Enable port-security to limit per-port MAC count
Port-security limits the number of MAC addresses learned per port, preventing stale or rogue entries from accumulating. Its absence is itself a finding.
Tradeoff: too-low limits disrupt legitimate virtualization hosts with many VM MACs. Tune per port class.
Prevention
- Compute FDB/ARP freshness from polling deltas. Standard MIBs do not expose “time since last refresh.” You must derive it by tracking when entries appear and disappear across poll cycles. Flag entries with no refresh in 3 to 4 times the aging interval as stale.
- Track topology inference confidence per endpoint. Do not rely on aggregate confidence. Per-endpoint confidence tells you which specific endpoints have unreliable positioning. Endpoints behind wireless APs and VMs with MAC mobility often have persistently low confidence.

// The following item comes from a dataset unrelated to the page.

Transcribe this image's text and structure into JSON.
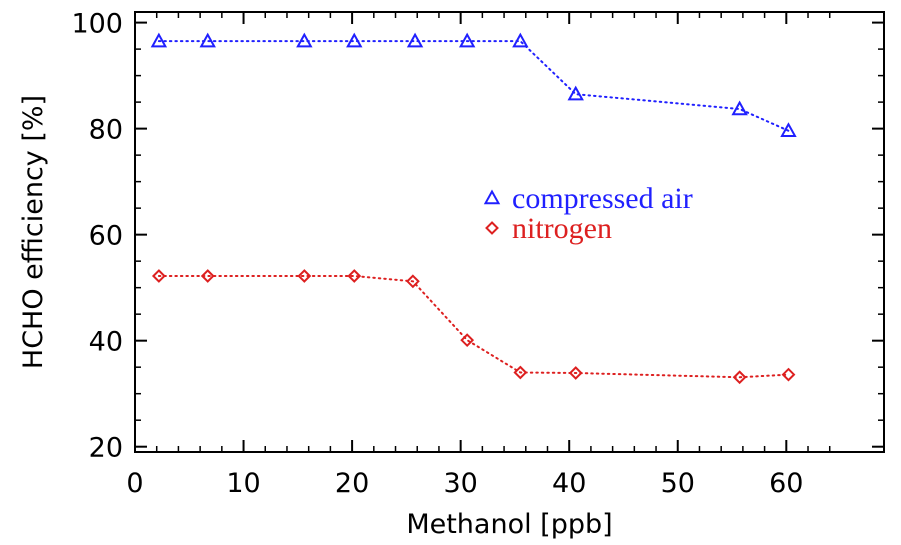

- Cross-validate topology sources. Compare CDP/LLDP neighbor data against FDB and ARP. When three sources agree, confidence is high. When one source disagrees, investigate. Persistent inconsistency across sources for more than 24 hours indicates a stale-data problem.
- Monitor endpoint positioning orphan rate. Track the percentage of MAC addresses the topology engine cannot resolve to a physical switch port. A rising orphan rate after network changes indicates systematic positioning failure.

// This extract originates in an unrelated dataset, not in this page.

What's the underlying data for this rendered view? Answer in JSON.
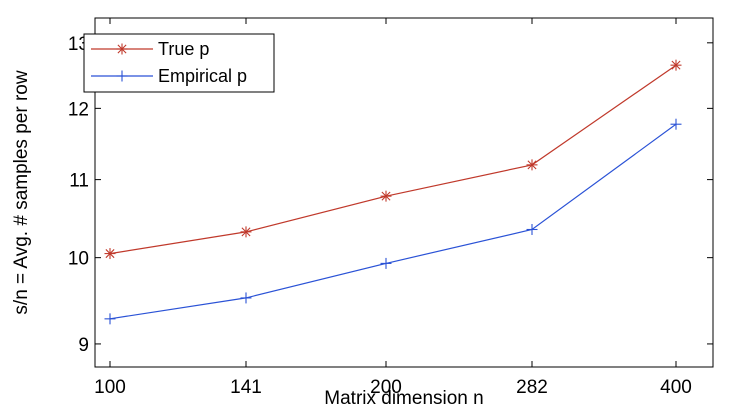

- Align aging timers across the L2 domain. Ensure MAC aging and ARP timeout are configured consistently across switches in the same broadcast domain. Mismatched timers between adjacent switches cause asymmetric staleness.
- Verify aging is not disabled. On Linux bridges,
ageing_timeof 0 disables aging entirely. Entries never expire. Check this on every bridge in production.
How Netdata helps
- Correlate FDB entry count with STP topology changes. Collect
dot1dStpTopChangesand FDB entry count via SNMP in the same dashboard. A spike in topology changes followed by FDB churn is the signature of forced MAC relearning. - Alert on FDB capacity thresholds. Set alarms on FDB entry count approaching platform limits to catch table exhaustion before it causes eviction and flooding.
- Track ARP cache size alongside FDB size. Divergence between ARP entry count and FDB entry count is the core symptom of aging timer asymmetry. Collect both via SNMP and alert when the gap grows.